Because the clusterer can also detect duplicate data, we are going to modify the dataset to contain a few duplicate datapoints.

test_data[79] = test_data[24]
test_data[63] = test_data[58] + 1e-5
labels[79] = labels[24]
labels[63] = labels[58]

Visualizing the clusters#

# Mapping from labels to colors
label_to_color = np.array(["b", "r", "g", "y", "m"])

# Translate labels to colors using vectorized operation
color_array = label_to_color[labels]

# Additional parameters for plotting
plot_kwds = {"alpha": 0.5, "s": 50, "linewidths": 0}

# Create scatter plot
plt.scatter(test_data.T[0], test_data.T[1], c=color_array, **plot_kwds)

# Annotate each point in the scatter plot
for i, (x, y) in enumerate(test_data):
    plt.annotate(str(i), (x, y), textcoords="offset points", xytext=(0, 1), ha="center")
../../_images/95d0773ea3e66fcd4b0f3f70e04e89ddf32faa4d68f9c16f661a0a8d5180061e.png
# Verify the number of datapoints and that the shape is 2 dimensional
print("Number of samples: ", len(test_data))
print("Array shape:", test_data.ndim)
Number of samples:  100
Array shape: 2

Running the Clusterer#

We are now ready to run the data through the clusterer and inspect the results.

# Initialize the clusterer
clusterer = Clusterer(test_data)

# Evaluate the data
results = clusterer.evaluate()

Results#

We can list out each category followed by the number of items in the category and then display those items on the line below.

For the outlier and potential outlier results, the clusterer provides a list of all points that it found to be an outlier.

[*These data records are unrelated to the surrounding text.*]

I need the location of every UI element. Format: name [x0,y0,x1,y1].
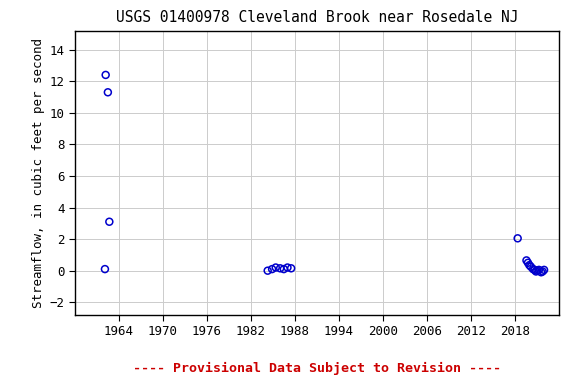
Point [263,268,272,274]
Point [267,266,276,272]
Point [532,268,541,275]
Point [522,257,531,263]
Point [530,267,539,273]
Point [538,268,547,275]
Point [536,269,545,275]
Point [535,267,544,273]
Point [105,218,114,225]
Point [525,262,534,268]
Point [526,264,536,270]
Point [101,72,110,78]
Point [524,260,533,266]
Point [271,265,281,271]
Point [275,265,285,271]
Point [528,266,537,272]
Point [533,268,542,274]
Point [103,89,112,95]
Point [540,267,549,273]
Text: ---- Provisional Data Subject to Revision ----: ---- Provisional Data Subject to Revisio… [133,362,501,375]
Point [286,265,295,271]
Point [100,266,109,272]
Point [279,266,289,272]
Point [513,235,522,242]
Title: USGS 01400978 Cleveland Brook near Rosedale NJ: USGS 01400978 Cleveland Brook near Rosed… [116,10,518,25]
Point [283,265,292,271]
Y-axis label: Streamflow, in cubic feet per second: Streamflow, in cubic feet per second [32,38,46,308]
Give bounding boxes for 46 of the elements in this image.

For the duplicates and near duplicate results, the clusterer provides a list of sets of points which it identified as duplicates.

# Show results
for category, finding in results.dict().items():
    print(f"\t{category} - {len(finding)}")
    print(finding)
	outliers - 6
[4, 6, 11, 21, 38, 71]
	potential_outliers - 5
[1, 9, 42, 43, 48]
	duplicates - 2
[[24, 79], [58, 63]]
	potential_duplicates - 10
[[8, 27, 29], [10, 65], [16, 99], [19, 64], [22, 87, 95], [33, 76], [39, 55], [40, 72], [41, 62], [80, 81, 93]]

We can see that there was 6 outliers and 5 potential outliers. There was also 2 sets of duplicates and 10 sets of near duplicates.